店長と私
「今日も、頑張ろう!!」
そう言って私は、店舗の裏口にあるシャッターをくぐる。
『おはよう、じゅりちゃん。』
「おはようございますっ!!」
パートさんとの挨拶。
これがまず、私がする事。
「まだ、来てないみたい…。」
来るまで、掃除でもしてようかな…。
私は、ある人を待っているの。
ほうきで倉庫の床を掃いていると、『おはよう。』と声がした。
この声は…私の待っている人の声。
振り返ってみると、待っていた向井店長がいた。
「あっ、お…おはようございます。」
『おはよ。』
何を言ったら良いのか、分からないよ。
どうしよう…なんて悩んでいた私。
『何してたん?』と向井店長が私に聞いてきた。
「早く来たんで、掃除でもと思って…。
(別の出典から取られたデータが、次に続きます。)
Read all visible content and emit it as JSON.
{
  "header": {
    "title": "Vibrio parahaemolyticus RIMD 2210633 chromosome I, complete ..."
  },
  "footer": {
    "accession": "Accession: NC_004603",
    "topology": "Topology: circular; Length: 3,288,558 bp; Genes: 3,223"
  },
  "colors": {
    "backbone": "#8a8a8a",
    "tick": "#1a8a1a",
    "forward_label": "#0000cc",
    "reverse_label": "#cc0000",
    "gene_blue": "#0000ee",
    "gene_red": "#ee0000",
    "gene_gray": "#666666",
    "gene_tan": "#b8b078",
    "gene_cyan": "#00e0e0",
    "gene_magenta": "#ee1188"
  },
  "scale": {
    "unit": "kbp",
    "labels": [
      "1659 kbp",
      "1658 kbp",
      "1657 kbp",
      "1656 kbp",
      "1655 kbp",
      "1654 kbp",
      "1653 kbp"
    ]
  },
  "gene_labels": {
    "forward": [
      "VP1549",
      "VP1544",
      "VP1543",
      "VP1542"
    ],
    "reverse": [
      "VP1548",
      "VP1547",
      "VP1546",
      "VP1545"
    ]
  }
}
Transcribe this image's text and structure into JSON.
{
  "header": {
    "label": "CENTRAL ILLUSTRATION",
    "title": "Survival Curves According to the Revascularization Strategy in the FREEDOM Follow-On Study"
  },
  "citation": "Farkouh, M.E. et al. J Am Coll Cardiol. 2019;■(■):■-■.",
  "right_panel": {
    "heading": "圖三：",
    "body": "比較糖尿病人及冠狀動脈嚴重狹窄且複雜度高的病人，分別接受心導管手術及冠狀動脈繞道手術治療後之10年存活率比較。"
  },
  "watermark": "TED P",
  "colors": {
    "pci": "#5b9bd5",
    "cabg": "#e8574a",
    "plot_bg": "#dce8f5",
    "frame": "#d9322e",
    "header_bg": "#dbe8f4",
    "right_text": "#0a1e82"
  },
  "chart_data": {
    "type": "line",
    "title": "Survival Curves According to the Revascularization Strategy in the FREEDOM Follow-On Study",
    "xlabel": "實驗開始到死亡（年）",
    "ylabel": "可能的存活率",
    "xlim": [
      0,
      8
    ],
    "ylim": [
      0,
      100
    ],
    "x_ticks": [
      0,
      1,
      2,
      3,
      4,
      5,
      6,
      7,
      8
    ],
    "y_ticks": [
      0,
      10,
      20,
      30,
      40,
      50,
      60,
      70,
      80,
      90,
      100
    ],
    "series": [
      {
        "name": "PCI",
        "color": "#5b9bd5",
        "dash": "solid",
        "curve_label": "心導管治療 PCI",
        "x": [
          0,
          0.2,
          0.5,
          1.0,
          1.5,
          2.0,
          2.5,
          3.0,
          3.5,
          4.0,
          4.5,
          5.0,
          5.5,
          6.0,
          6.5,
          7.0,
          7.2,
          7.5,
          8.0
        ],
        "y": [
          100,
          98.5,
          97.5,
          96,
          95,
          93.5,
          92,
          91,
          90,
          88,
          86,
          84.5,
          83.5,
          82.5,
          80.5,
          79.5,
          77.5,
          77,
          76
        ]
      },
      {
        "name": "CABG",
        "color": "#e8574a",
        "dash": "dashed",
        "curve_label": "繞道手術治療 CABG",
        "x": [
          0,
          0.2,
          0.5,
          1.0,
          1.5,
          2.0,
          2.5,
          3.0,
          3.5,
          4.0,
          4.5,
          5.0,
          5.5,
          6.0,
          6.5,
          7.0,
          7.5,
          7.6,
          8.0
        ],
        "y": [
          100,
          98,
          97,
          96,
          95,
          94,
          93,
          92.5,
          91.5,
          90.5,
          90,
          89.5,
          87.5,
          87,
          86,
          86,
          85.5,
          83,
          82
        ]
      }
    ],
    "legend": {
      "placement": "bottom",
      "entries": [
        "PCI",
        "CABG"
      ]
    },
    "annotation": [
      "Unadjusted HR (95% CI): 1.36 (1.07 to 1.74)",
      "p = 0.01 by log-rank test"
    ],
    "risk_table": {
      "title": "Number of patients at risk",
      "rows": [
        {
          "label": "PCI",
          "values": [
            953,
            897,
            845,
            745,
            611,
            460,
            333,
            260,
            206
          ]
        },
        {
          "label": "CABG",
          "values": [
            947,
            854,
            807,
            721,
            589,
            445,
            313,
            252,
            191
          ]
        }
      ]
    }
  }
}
」
何か悪い事したのかな…と思いながら、向井店長の顔を見ると、笑顔でこう言ってくれた。
『きれいにしてくれて、ありがとう。』
「いえ…。」
私は、返事をするのやっとだった。
店長の笑顔を見たら、ドキドキしてしまったのだ。
向井店長は、朝の仕事をする為に2階の事務室へ行ってしまった。
その後ろ姿を眺めながら、また上手く話せなかったな…と思っていた。
そんな店長との出会いは、あの日だった。